I checked both train_output[:, 0] and X_train_tensor[:,0] are true for gradient_requres(True). Now I am confused about what is wrong here.

I am attaching the model's code for clarity:

import torch.nn as nn

class PINNFP(nn.Module):
    def __init__(self):
        super().__init__()
        self.manual_layers = nn.Sequential(
            nn.Linear(in_features = 3, out_features = 5),
            nn.Linear(in_features = 5, out_features = 5),
            nn.Linear(in_features = 5, out_features = 5),
            nn.Linear(in_features = 5, out_features = 5),
            nn.Linear(in_features = 5, out_features = 2))

    def forward(self, x):
        return self.manual_layers(x)

model_1 = PINNFP()

train_output = model_1(X_train_tensor)
dphidx = torch.autograd.grad(train_output[:, 0], X_train_tensor[:,0], torch.ones_like(train_output[:, 0]), create_graph=True)[0]

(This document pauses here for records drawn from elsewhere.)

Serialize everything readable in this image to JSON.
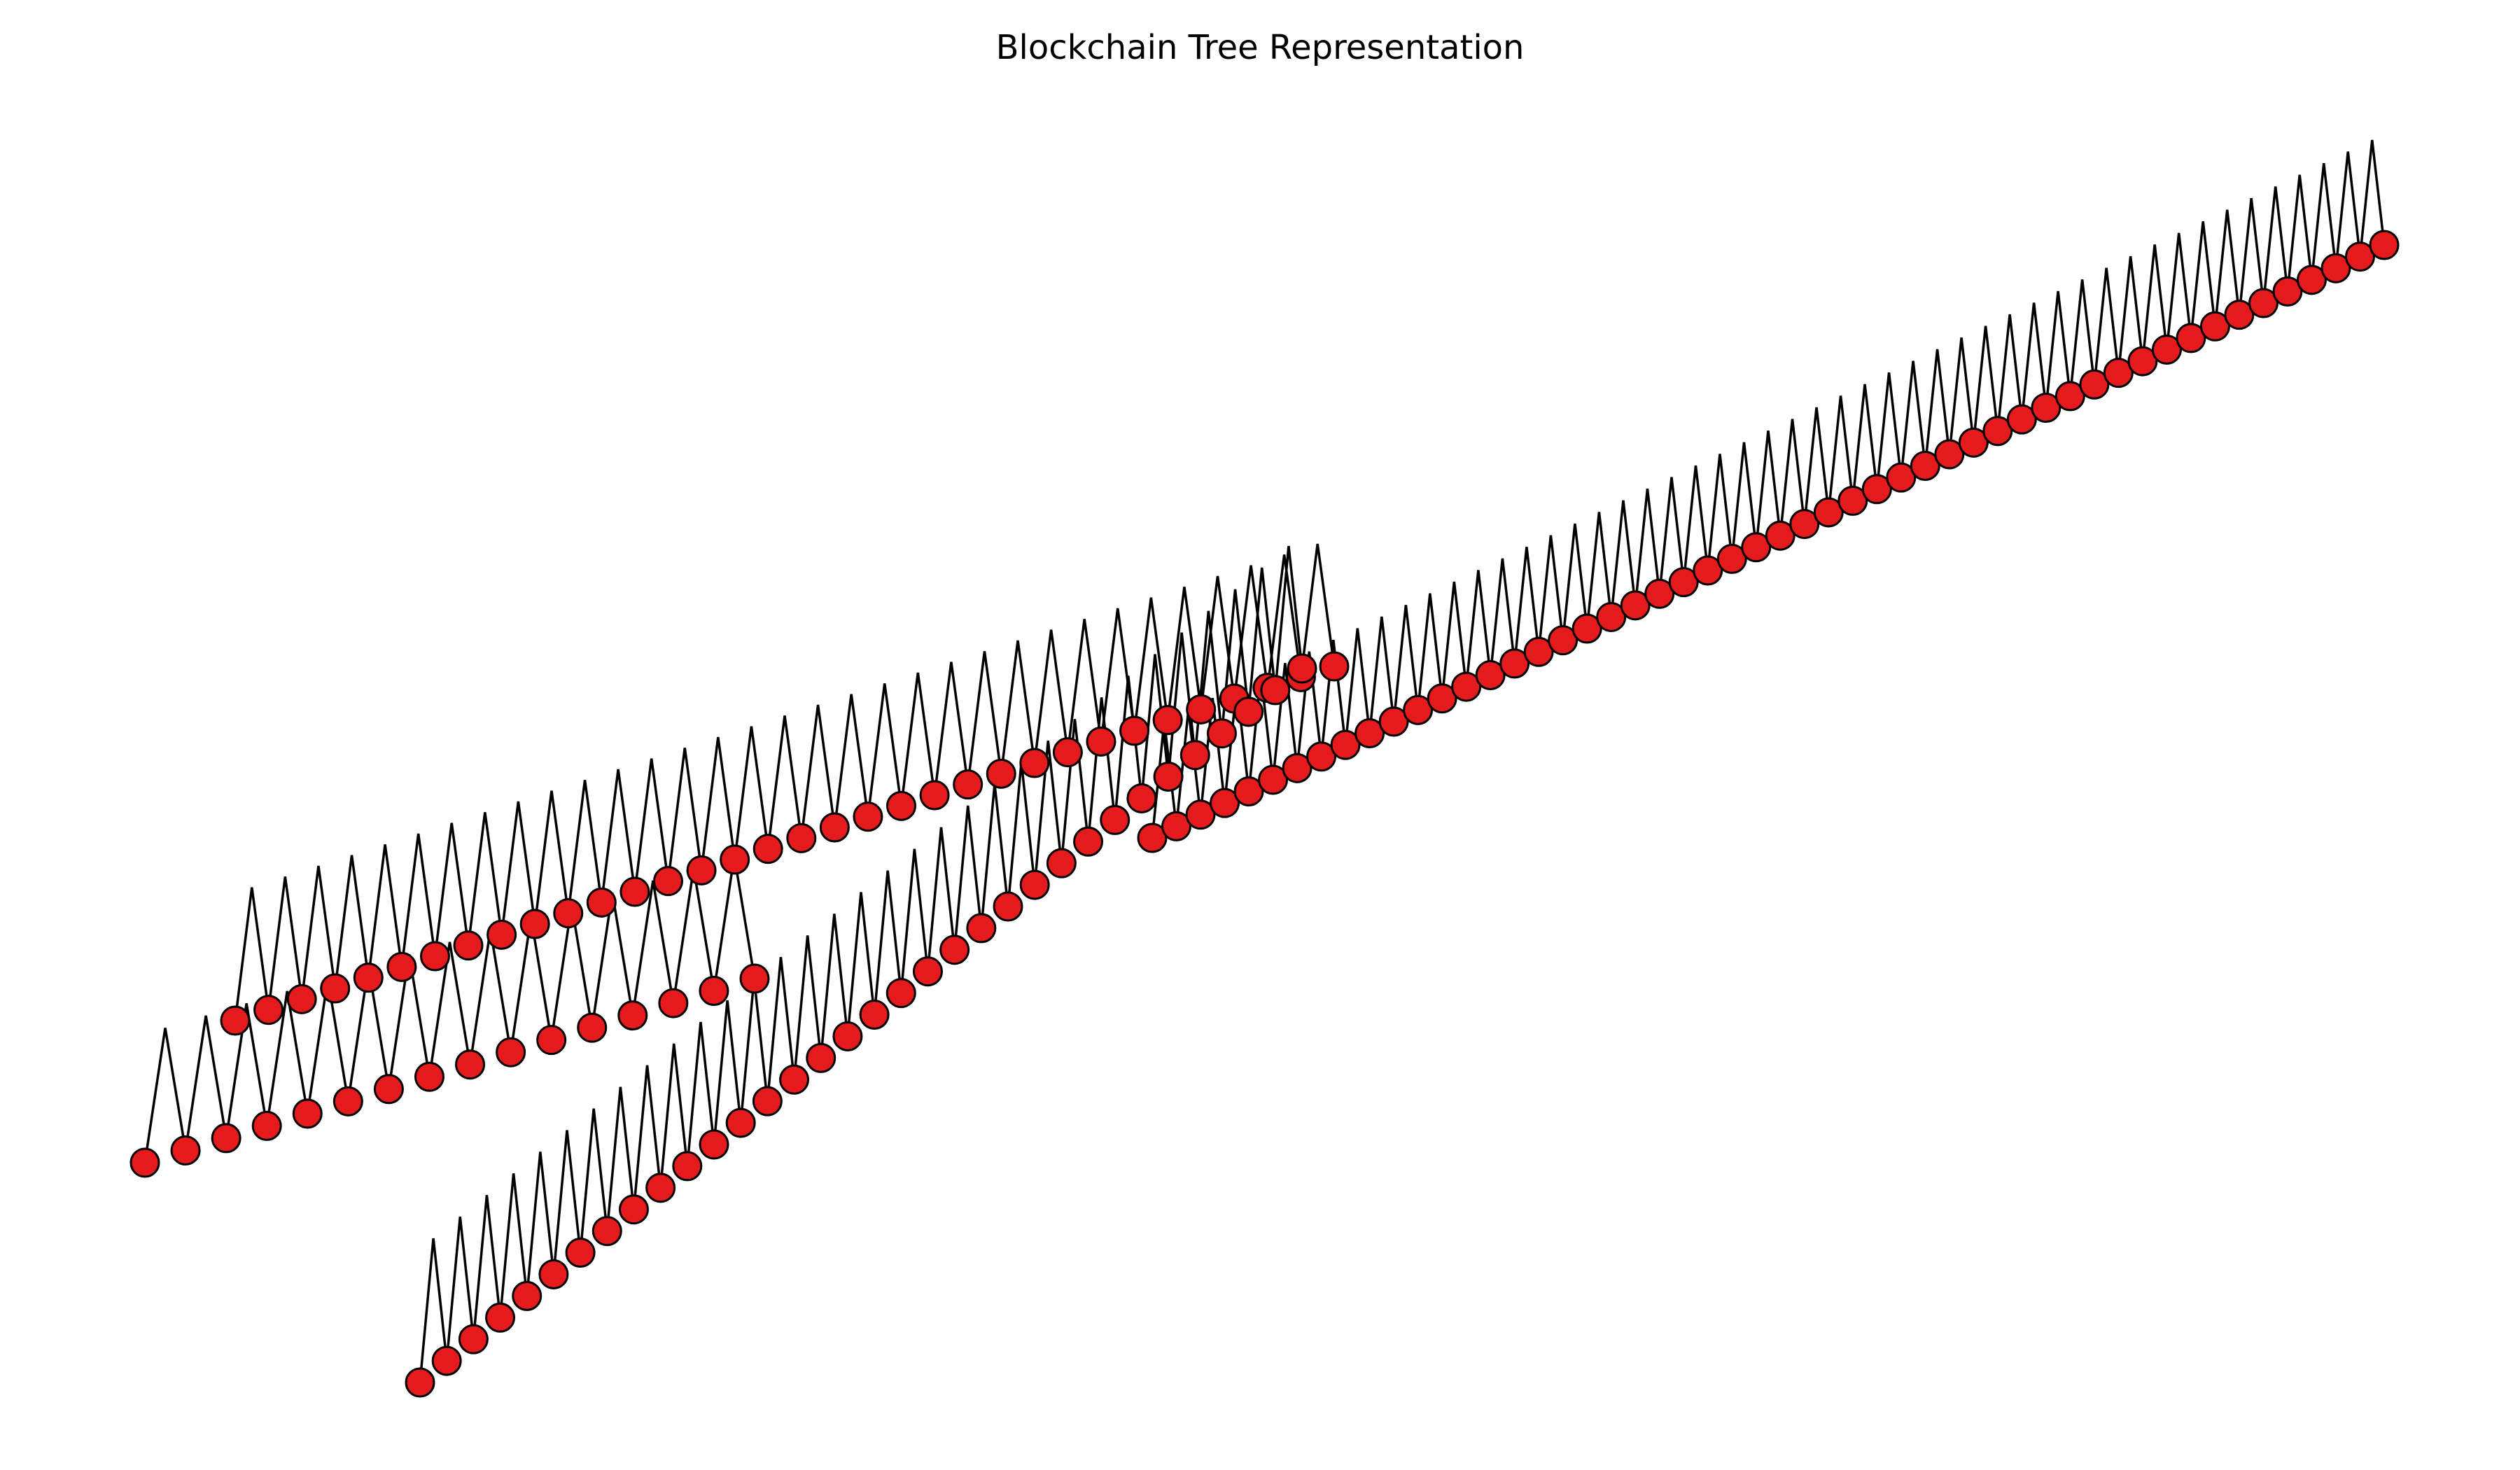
{
  "title": "Blockchain Tree Representation",
  "node_fill": "#e41a1c",
  "node_stroke": "#000000",
  "edge_color": "#000000",
  "chains": [
    {
      "name": "",
      "block_count": 16
    },
    {
      "name": "",
      "block_count": 34
    },
    {
      "name": "",
      "block_count": 34
    },
    {
      "name": "",
      "block_count": 52
    }
  ]
}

How can I fix this error? I used allow_unused=None, and in that case, I get none value as the gradient which I do not want.

Solution

You have to change X_train_tensor[:,0] to X_train_tensor

import torch.nn as nn

class PINNFP(nn.Module):
    def __init__(self):
        super().__init__()
        self.manual_layers = nn.Sequential(
            nn.Linear(in_features = 3, out_features = 5),
            nn.Linear(in_features = 5, out_features = 5),
            nn.Linear(in_features = 5, out_features = 5),
            nn.Linear(in_features = 5, out_features = 5),
            nn.Linear(in_features = 5, out_features = 2))

    def forward(self, x):
        return self.manual_layers(x)

model_1 = PINNFP()

X_train_tensor = torch.randn(8, 3, requires_grad=True)

train_output = model_1(X_train_tensor)
dphidx = torch.autograd.grad(train_output[:,0], X_train_tensor, torch.ones_like(train_output[:,0]))[0]

Slicing creates a new tensor with a new computational graph. So the tensor X_train_tensor[:,0] is actually part of a new computational graph stemming directly from X_train_tensor. This means there's no path from train_output[:,0] to X_train_tensor[:,0]. What you can do instead is backprop from train_output[:,0] to X_train_tensor and take a slice of the gradient.